Der Flughafen von Abu Dhabi gehört leider nicht zu einem der super ausgeschilderten öffentlichen Orten und die Distanz von meinem Gate bei der Ankunft und meinem Gate für den Abflug warleider nur zu bewältigen durch ewig lange und verzweigte Gänge.

Nach etwa der Hälfte der Strecke fiel mir dann auch noch auf, dass ich meine Jacke im Flugzeug vergessen hatte, da die nur noch in einem anderen Fach als mein Rucksack Platz gefunden hatte.

Bis ich also die Strecke zurückgesprintet war, meinen Rucksack wieder hatte und schließlich bei meinem Abfluggate keuchend angekommen war, war ich dann auch tatsächlich die vorletzte Passagierin, die fehlte (aber noch pünktlich vor der Abflugszeit, jaa!!!).

Im Flugzeug selbst angekommen hatte ich dann irgendwie fast das Gefühl, die hätten sich einen Spaß gemacht und mich nur einmal im Kreis durch den Flughafen gescheucht, da es der gleiche Typ etwa in der gleichen Größe war und ziemlich genauso aussah wie das, aus dem ich gerade erst ausgestiegen war.

Der einzige Unterschied war, dass sie gerade dabei waren, das komplette Flugzeug einzunebeln (ich denke mal mit frischer Luft oder Sauerstoff oder so).
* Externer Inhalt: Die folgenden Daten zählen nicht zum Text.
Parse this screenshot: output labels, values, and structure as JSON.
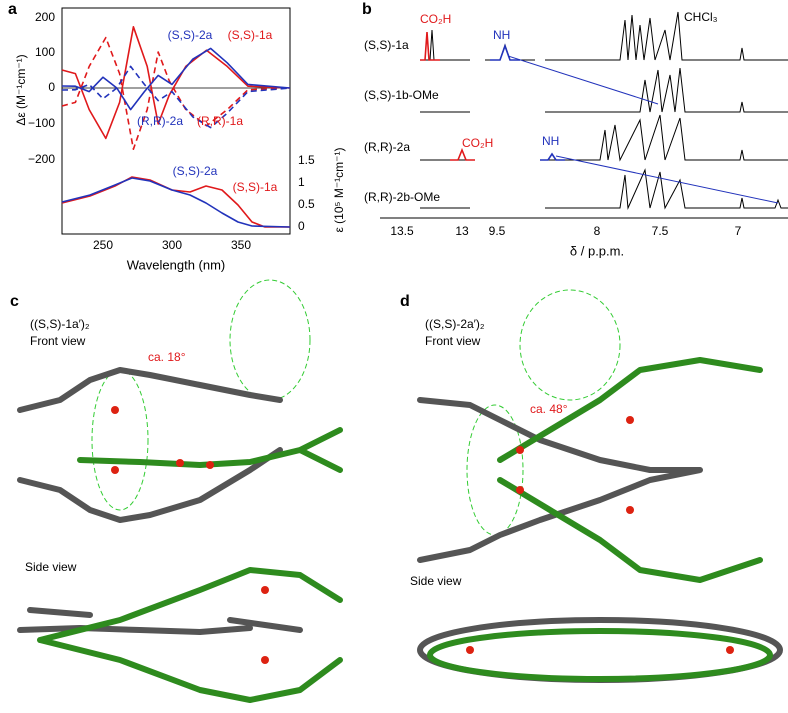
{
  "panels": [
    {
      "label": "a",
      "y_axis_label": "Δε (M⁻¹cm⁻¹)",
      "y_ticks": [
        "200",
        "100",
        "0",
        "−100",
        "−200"
      ],
      "y2_axis_label": "ε (10⁵ M⁻¹cm⁻¹)",
      "y2_ticks": [
        "1.5",
        "1",
        "0.5",
        "0"
      ],
      "x_axis_label": "Wavelength (nm)",
      "x_ticks": [
        "250",
        "300",
        "350"
      ],
      "curve_labels": [
        "(S,S)-2a",
        "(S,S)-1a",
        "(R,R)-2a",
        "(R,R)-1a",
        "(S,S)-2a",
        "(S,S)-1a"
      ]
    },
    {
      "label": "b",
      "rows": [
        "(S,S)-1a",
        "(S,S)-1b-OMe",
        "(R,R)-2a",
        "(R,R)-2b-OMe"
      ],
      "peak_labels": [
        "CO₂H",
        "NH",
        "CHCl₃",
        "CO₂H",
        "NH"
      ],
      "x_ticks": [
        "13.5",
        "13",
        "9.5",
        "8",
        "7.5",
        "7"
      ],
      "x_axis_label": "δ / p.p.m."
    },
    {
      "label": "c",
      "title": "((S,S)-1a′)₂",
      "front": "Front view",
      "angle": "ca. 18°",
      "side": "Side view"
    },
    {
      "label": "d",
      "title": "((S,S)-2a′)₂",
      "front": "Front view",
      "angle": "ca. 48°",
      "side": "Side view"
    }
  ]
}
Das Ganze sah irgendwie ziemlich abgefahren aus, fast wie in einem Film. Außerdem wurde der Araber-Anteil der Passagiere einfach mit Asiaten ersetzt (sie sahen anders aus als ich und wenn sie sich unterhalten haben, habe ich kein Wort verstanden, man sieht also, der Unterschied war jetzt nicht so groß).
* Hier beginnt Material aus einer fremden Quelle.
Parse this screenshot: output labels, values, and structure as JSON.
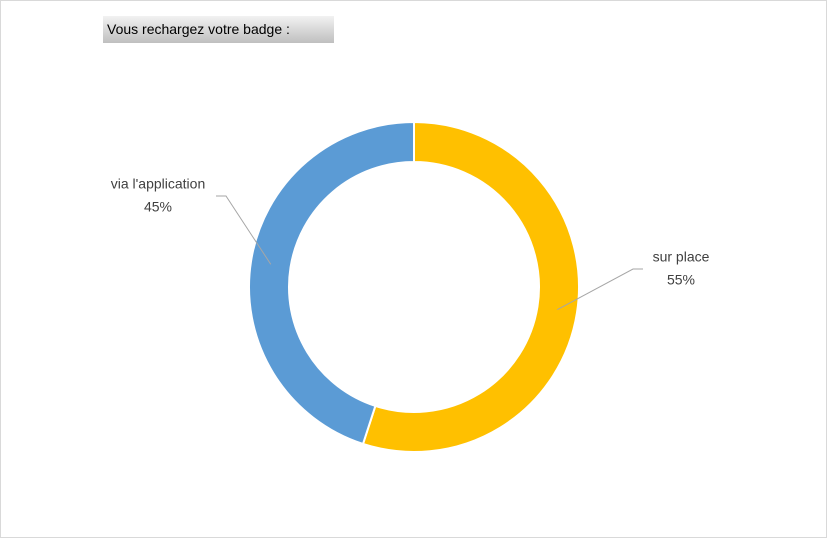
{
  "chart_data": {
    "type": "donut",
    "title": "Vous rechargez votre badge :",
    "categories": [
      "sur place",
      "via l'application"
    ],
    "values": [
      55,
      45
    ],
    "value_labels": [
      "55%",
      "45%"
    ],
    "colors": [
      "#FFC000",
      "#5B9BD5"
    ]
  }
}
Auf diesem Flug hatte ich dann nach einem Frühstück, dass aus einer Instant-Nudelsuppe und einem Frühstücksburrito (oder so ähnlich) bestand dann auch mein erstes traditionelles koreanisches Essen. Es nennt sich Congee und ist gekochter Reis (mit einer sehr weichen Konsistenz) und wurde mit Hühnchen, Frühlingszwiebeln und Sojasauce serviert. Hier einmal ein Foto:

Congee mit Hähnchen und Frühlingszwiebeln. außerdem Früchte, Fruchtjoghurt und einem Muffin

Congee mit Hähnchen und Frühlingszwiebeln. außerdem Früchte, Fruchtjoghurt und einem Muffin

Das Ganze hat eigentlich gar nicht so schlecht geschmeckt und war durch die Sojasauce fast ein wenig süßlich.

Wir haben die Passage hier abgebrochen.